HMCS Beaver

There have been 2 vessels named Beaver in the Royal Canadian Navy.

HMCS Beaver (1st of the name) (S10 / Z10)

Empowered to requisition British-registered craft of any description from private owners, the Royal Canadian Navy failed to turn up vessels with any real potential for anti-submarine use in 1939. A discreet survey of the United States yacht market showed promise, but purchase was impossible without contravening neutrality regulations. It was then arranged for a sufficient number of Canadian yachts, however inadequate, to be requisitioned from their owners, who then replaced them with yachts purchased in the United States. These replacements had, of course, already been selected with care by the Royal Canadian Navy, which, “discovering” that the replacements were better than the yachts originally requisitioned, took over the replacements instead. By early 1940, 14 yachts had been acquired in this fashion, armed, and given animal names. Five of them (HMCS Beaver, HMCS Cougar, HMCS Grizzly, HMCS Renard and HMCS Wolf) had served in the United States Navy as auxiliary patrol craft from 1917 to 1919. Makeshift though the yachts were, they shouldered the responsibility for local anti-submarine defence until the summer of 1941, when corvettes began to be available to replace them, and they afterward proved their worth as training vessels and guard ships.

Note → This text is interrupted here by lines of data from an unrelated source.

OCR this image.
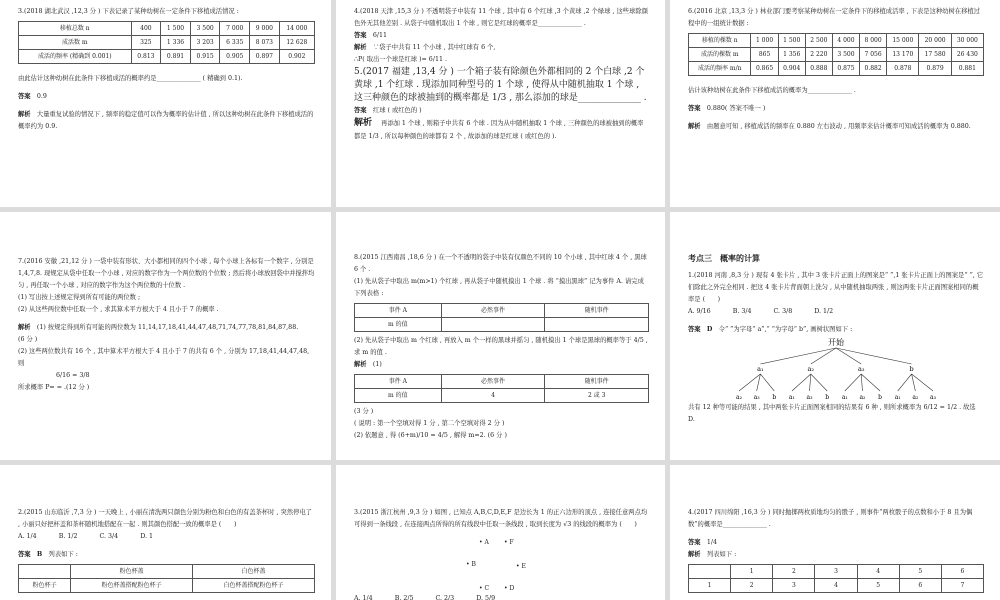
3.(2018 湖北武汉 ,12,3 分 ) 下表记录了某种幼树在一定条件下移植成活情况 :

移植总数 n	400	1 500	3 500	7 000	9 000	14 000
成活数 m	325	1 336	3 203	6 335	8 073	12 628
成活的频率 (精确到 0.001)	0.813	0.891	0.915	0.905	0.897	0.902

由此估计这种幼树在此条件下移植成活的概率约是______________ ( 精确到 0.1).

答案　 0.9

解析　 大量重复试验的情况下 , 频率的稳定值可以作为概率的估计值 , 所以这种幼树在此条件下移植成活的概率约为 0.9.

4.(2018 天津 ,15,3 分 ) 不透明袋子中装有 11 个球 , 其中有 6 个红球 ,3 个黄球 ,2 个绿球 , 这些球除颜色外无其他差别 . 从袋子中随机取出 1 个球 , 则它是红球的概率是______________ .

答案　 6/11

解析　 ∵袋子中共有 11 个小球 , 其中红球有 6 个,

∴P( 取出一个球是红球 )= 6/11 .

5.(2017 福建 ,13,4 分 ) 一个箱子装有除颜色外都相同的 2 个白球 ,2 个黄球 ,1 个红球 . 现添加同种型号的 1 个球 , 使得从中随机抽取 1 个球 , 这三种颜色的球被抽到的概率都是 1/3 , 那么添加的球是______________ .

答案　 红球 ( 或红色的 )

解析　 再添加 1 个球 , 则箱子中共有 6 个球 . 因为从中随机抽取 1 个球 , 三种颜色的球被抽到的概率都是 1/3 , 所以每种颜色的球都有 2 个 , 故添加的球是红球 ( 或红色的 ).

6.(2016 北京 ,13,3 分 ) 林业部门要考察某种幼树在一定条件下的移植成活率 , 下表是这种幼树在移植过程中的一组统计数据 :

移植的棵数 n	1 000	1 500	2 500	4 000	8 000	15 000	20 000	30 000
成活的棵数 m	865	1 356	2 220	3 500	7 056	13 170	17 580	26 430
成活的频率 m/n	0.865	0.904	0.888	0.875	0.882	0.878	0.879	0.881

估计该种幼树在此条件下移植成活的概率为______________ .

答案　 0.880( 答案不唯一 )

解析　 由题意可知 , 移植成活的频率在 0.880 左右波动 , 用频率来估计概率可知成活的概率为 0.880.

7.(2016 安徽 ,21,12 分 ) 一袋中装有形状、大小都相同的四个小球 , 每个小球上各标有一个数字 , 分别是 1,4,7,8. 现规定从袋中任取一个小球 , 对应的数字作为一个两位数的个位数 ; 然后将小球放回袋中并搅拌均匀 , 再任取一个小球 , 对应的数字作为这个两位数的十位数 .

(1) 写出按上述规定得到所有可能的两位数 ;

(2) 从这些两位数中任取一个 , 求其算术平方根大于 4 且小于 7 的概率 .

解析　 (1) 按规定得到所有可能的两位数为 11,14,17,18,41,44,47,48,71,74,77,78,81,84,87,88.

(6 分 )

(2) 这些两位数共有 16 个 , 其中算术平方根大于 4 且小于 7 的共有 6 个 , 分别为 17,18,41,44,47,48, 则

6/16 = 3/8

所求概率 P= = .(12 分 )

8.(2015 江西南昌 ,18,6 分 ) 在一个不透明的袋子中装有仅颜色不同的 10 个小球 , 其中红球 4 个 , 黑球 6 个 .

(1) 先从袋子中取出 m(m>1) 个红球 , 再从袋子中随机摸出 1 个球 . 将 “摸出黑球” 记为事件 A. 请完成下列表格 :

事件 A	必然事件	随机事件
m 的值		

(2) 先从袋子中取出 m 个红球 , 再放入 m 个一样的黑球并摇匀 , 随机摸出 1 个球是黑球的概率等于 4/5 , 求 m 的值 .

解析　 (1)

事件 A	必然事件	随机事件
m 的值	4	2 或 3

(3 分 )

( 说明 : 第一个空填对得 1 分 , 第二个空填对得 2 分 )

(2) 依题意 , 得 (6+m)/10 = 4/5 , 解得 m=2. (6 分 )

考点三　概率的计算

1.(2018 河南 ,8,3 分 ) 现有 4 张卡片 , 其中 3 张卡片正面上的图案是“ ”,1 张卡片正面上的图案是“ ”, 它们除此之外完全相同 . 把这 4 张卡片背面朝上洗匀 , 从中随机抽取两张 , 则这两张卡片正面图案相同的概率是 (　　)

A. 9/16	B. 3/4	C. 3/8	D. 1/2

答案　 D　 令“ ”为字母“ a”,“ ”为字母“ b”, 画树状图如下 :

开始
a₁	a₂	a₃	b
a₂ a₃ b a₁ a₃ b a₁ a₂ b a₁ a₂ a₃

共有 12 种等可能的结果 , 其中两张卡片正面图案相同的结果有 6 种 , 则所求概率为 6/12 = 1/2 . 故选 D.

2.(2015 山东临沂 ,7,3 分 ) 一天晚上 , 小丽在清洗两只颜色分别为粉色和白色的有盖茶杯时 , 突然停电了 , 小丽只好把杯盖和茶杯随机地搭配在一起 . 则其颜色搭配一致的概率是 (　　)

A. 1/4	B. 1/2	C. 3/4	D. 1

答案　 B　 列表如下 :

	粉色杯盖	白色杯盖
粉色杯子	粉色杯盖搭配粉色杯子	白色杯盖搭配粉色杯子

3.(2015 浙江杭州 ,9,3 分 ) 如图 , 已知点 A,B,C,D,E,F 是边长为 1 的正六边形的顶点 , 连接任意两点均可得到一条线段 , 在连接两点所得的所有线段中任取一条线段 , 取到长度为 √3 的线段的概率为 (　　)

• A	• F
• B	• E
• C • D
A. 1/4	B. 2/5	C. 2/3	D. 5/9

4.(2017 四川绵阳 ,16,3 分 ) 同时抛掷两枚质地均匀的骰子 , 则事件“两枚骰子的点数和小于 8 且为偶数”的概率是______________ .

答案　 1/4

解析　 列表如下 :

	1	2	3	4	5	6
1	2	3	4	5	6	7
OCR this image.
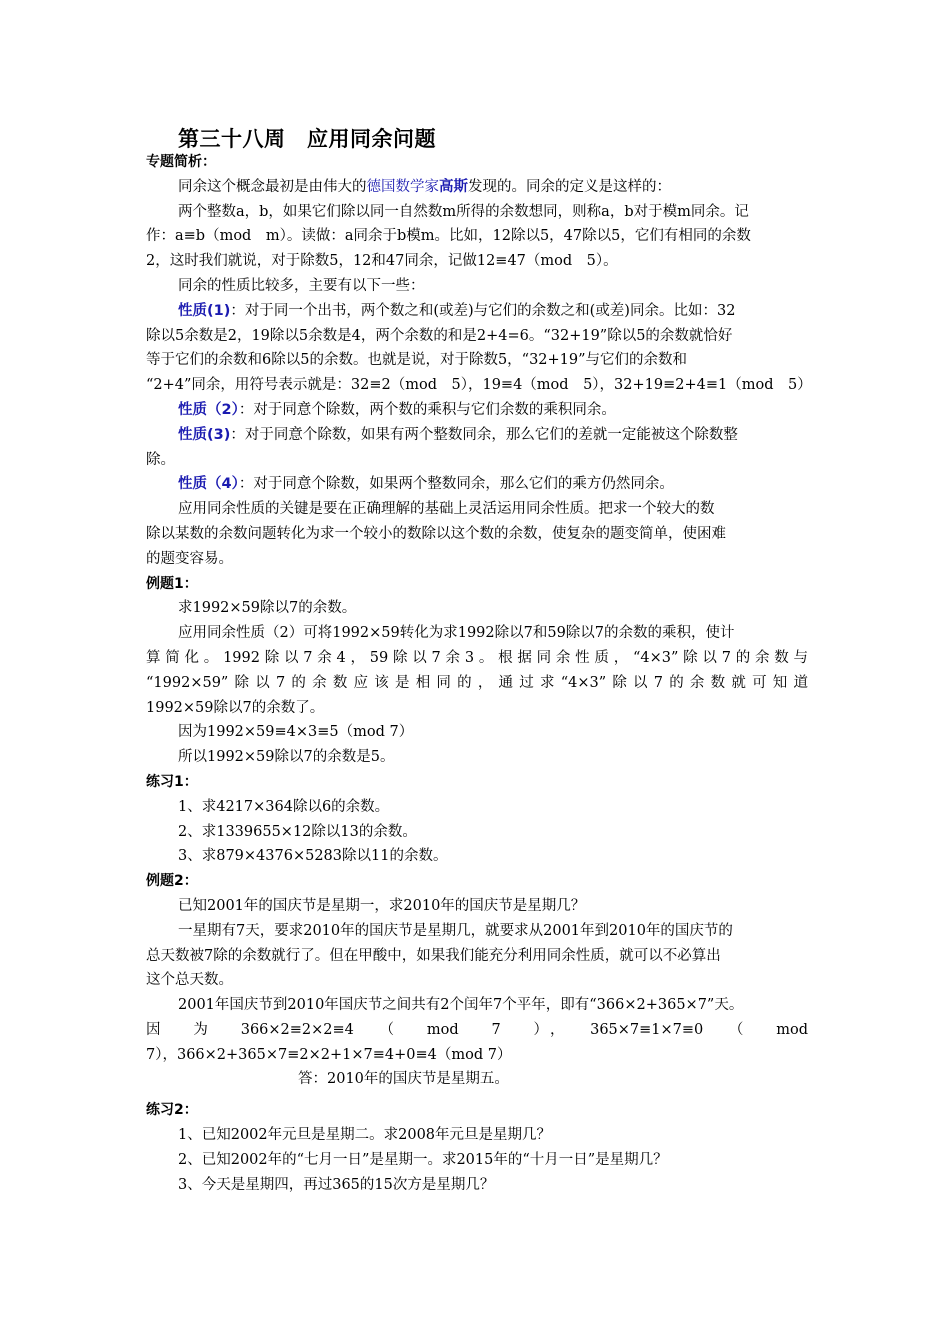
第三十八周　应用同余问题

专题简析：

同余这个概念最初是由伟大的德国数学家高斯发现的。同余的定义是这样的：

两个整数a，b，如果它们除以同一自然数m所得的余数想同，则称a，b对于模m同余。记

作：a≡b（mod　m）。读做：a同余于b模m。比如，12除以5，47除以5，它们有相同的余数

2，这时我们就说，对于除数5，12和47同余，记做12≡47（mod　5）。

同余的性质比较多，主要有以下一些：

性质(1)：对于同一个出书，两个数之和(或差)与它们的余数之和(或差)同余。比如：32

除以5余数是2，19除以5余数是4，两个余数的和是2+4=6。“32+19”除以5的余数就恰好

等于它们的余数和6除以5的余数。也就是说，对于除数5，“32+19”与它们的余数和

“2+4”同余，用符号表示就是：32≡2（mod　5），19≡4（mod　5），32+19≡2+4≡1（mod　5）

性质（2）：对于同意个除数，两个数的乘积与它们余数的乘积同余。

性质(3)：对于同意个除数，如果有两个整数同余，那么它们的差就一定能被这个除数整

除。

性质（4）：对于同意个除数，如果两个整数同余，那么它们的乘方仍然同余。

应用同余性质的关键是要在正确理解的基础上灵活运用同余性质。把求一个较大的数

除以某数的余数问题转化为求一个较小的数除以这个数的余数，使复杂的题变简单，使困难

的题变容易。

例题1：

求1992×59除以7的余数。

应用同余性质（2）可将1992×59转化为求1992除以7和59除以7的余数的乘积，使计

算简化。1992除以7余4，59除以7余3。根据同余性质，“4×3”除以7的余数与

“1992×59”除以7的余数应该是相同的，通过求“4×3”除以7的余数就可知道

1992×59除以7的余数了。

因为1992×59≡4×3≡5（mod 7）

所以1992×59除以7的余数是5。

练习1：

1、求4217×364除以6的余数。

2、求1339655×12除以13的余数。

3、求879×4376×5283除以11的余数。

例题2：

已知2001年的国庆节是星期一，求2010年的国庆节是星期几？

一星期有7天，要求2010年的国庆节是星期几，就要求从2001年到2010年的国庆节的

总天数被7除的余数就行了。但在甲酸中，如果我们能充分利用同余性质，就可以不必算出

这个总天数。

2001年国庆节到2010年国庆节之间共有2个闰年7个平年，即有“366×2+365×7”天。

因　为　366×2≡2×2≡4　（　mod　7　），　365×7≡1×7≡0　（　mod

7），366×2+365×7≡2×2+1×7≡4+0≡4（mod 7）

答：2010年的国庆节是星期五。

练习2：

1、已知2002年元旦是星期二。求2008年元旦是星期几？

2、已知2002年的“七月一日”是星期一。求2015年的“十月一日”是星期几？

3、今天是星期四，再过365的15次方是星期几？
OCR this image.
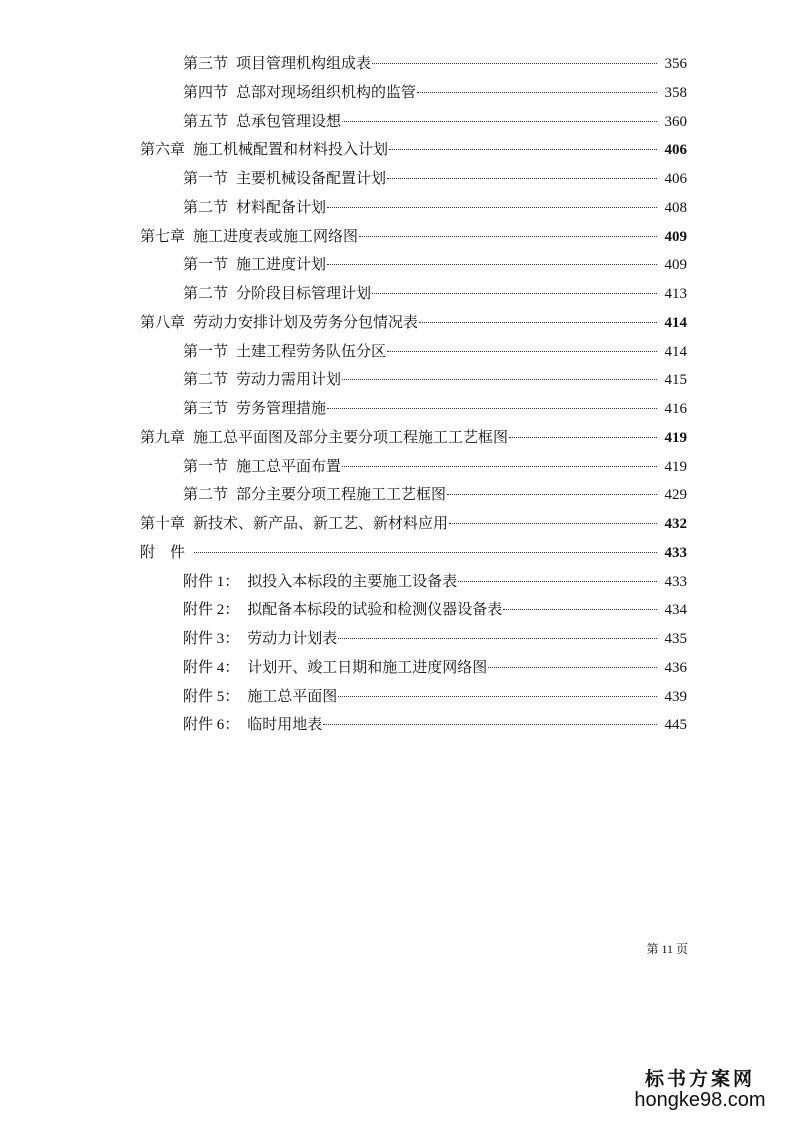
第三节 项目管理机构组成表	356
第四节 总部对现场组织机构的监管	358
第五节 总承包管理设想	360
第六章 施工机械配置和材料投入计划	406
第一节 主要机械设备配置计划	406
第二节 材料配备计划	408
第七章 施工进度表或施工网络图	409
第一节 施工进度计划	409
第二节 分阶段目标管理计划	413
第八章 劳动力安排计划及劳务分包情况表	414
第一节 土建工程劳务队伍分区	414
第二节 劳动力需用计划	415
第三节 劳务管理措施	416
第九章 施工总平面图及部分主要分项工程施工工艺框图	419
第一节 施工总平面布置	419
第二节 部分主要分项工程施工工艺框图	429
第十章 新技术、新产品、新工艺、新材料应用	432
附　件	433
附件 1： 拟投入本标段的主要施工设备表	433
附件 2： 拟配备本标段的试验和检测仪器设备表	434
附件 3： 劳动力计划表	435
附件 4： 计划开、竣工日期和施工进度网络图	436
附件 5： 施工总平面图	439
附件 6： 临时用地表	445
第 11 页
标书方案网
hongke98.com
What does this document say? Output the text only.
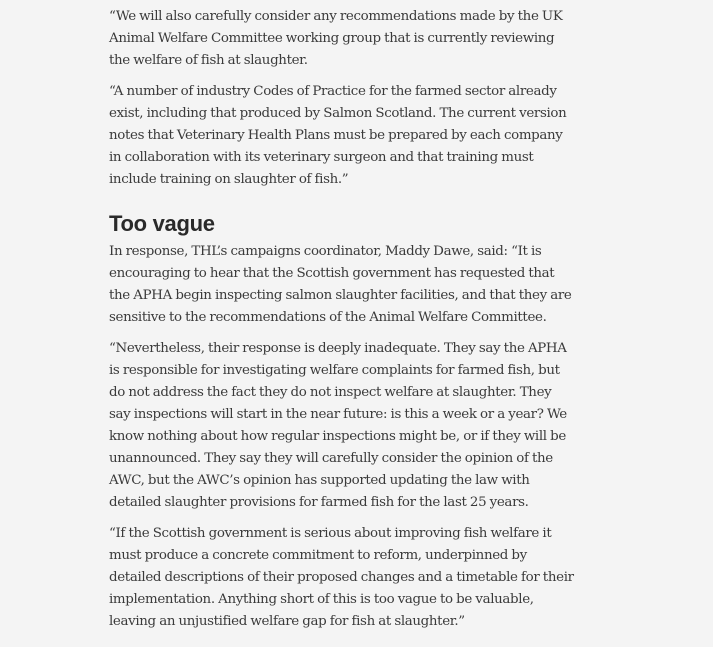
“We will also carefully consider any recommendations made by the UK Animal Welfare Committee working group that is currently reviewing the welfare of fish at slaughter.

“A number of industry Codes of Practice for the farmed sector already exist, including that produced by Salmon Scotland. The current version notes that Veterinary Health Plans must be prepared by each company in collaboration with its veterinary surgeon and that training must include training on slaughter of fish.”

Too vague

In response, THL’s campaigns coordinator, Maddy Dawe, said: “It is encouraging to hear that the Scottish government has requested that the APHA begin inspecting salmon slaughter facilities, and that they are sensitive to the recommendations of the Animal Welfare Committee.

“Nevertheless, their response is deeply inadequate. They say the APHA is responsible for investigating welfare complaints for farmed fish, but do not address the fact they do not inspect welfare at slaughter. They say inspections will start in the near future: is this a week or a year? We know nothing about how regular inspections might be, or if they will be unannounced. They say they will carefully consider the opinion of the AWC, but the AWC’s opinion has supported updating the law with detailed slaughter provisions for farmed fish for the last 25 years.

“If the Scottish government is serious about improving fish welfare it must produce a concrete commitment to reform, underpinned by detailed descriptions of their proposed changes and a timetable for their implementation. Anything short of this is too vague to be valuable, leaving an unjustified welfare gap for fish at slaughter.”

The oldest of her type, HMCS Beaver (former name: Aztec) was commissioned on April 1, 1941 at Halifax, Nova Scotia and assigned to Halifax Local Defence Force. She was employed much of the time as a radar training ship but served briefly, first with Saint John, New Brunswick Force and then with Sydney Force toward the end of 1942. On July 29, 1943, she arrived at Digby, Nova Scotia to become a training ship for DEMS (Defensively Equipped Merchant Ship) gunners, and was later used for seamanship training. HMCS Beaver was paid off on October 17, 1944, sold in 1946, and resold 10 years later for scrap.

HMCS Beaver (2nd of the name) (Q106 / ML 106)

The versatile 112-foot (34.2 m) B class motor launch was designed in England by the Fairmile Company and the boats were accordingly known as Fairmiles. Eighty were built in Canada. The Fairmiles played a useful role as escorts in the St. Lawrence River and the Gulf of St. Lawrence, and as escorts to convoys between Newfoundland and the mainland. They also carried out anti-submarine patrol, port defence, and rescue duties; releasing larger escort craft urgently needed elsewhere. Most of the Fairmiles were sold at war’s end, but half a dozen remained in service as training ships on the Great Lakes in the 1960s; HMCS Beaver was one of those and she was commissioned on July 28, 1943 and paid off July 30, 1945. She was re-commissioned after the war on May 18, 1954 and served as a training vessel until paid off November 13, 1957.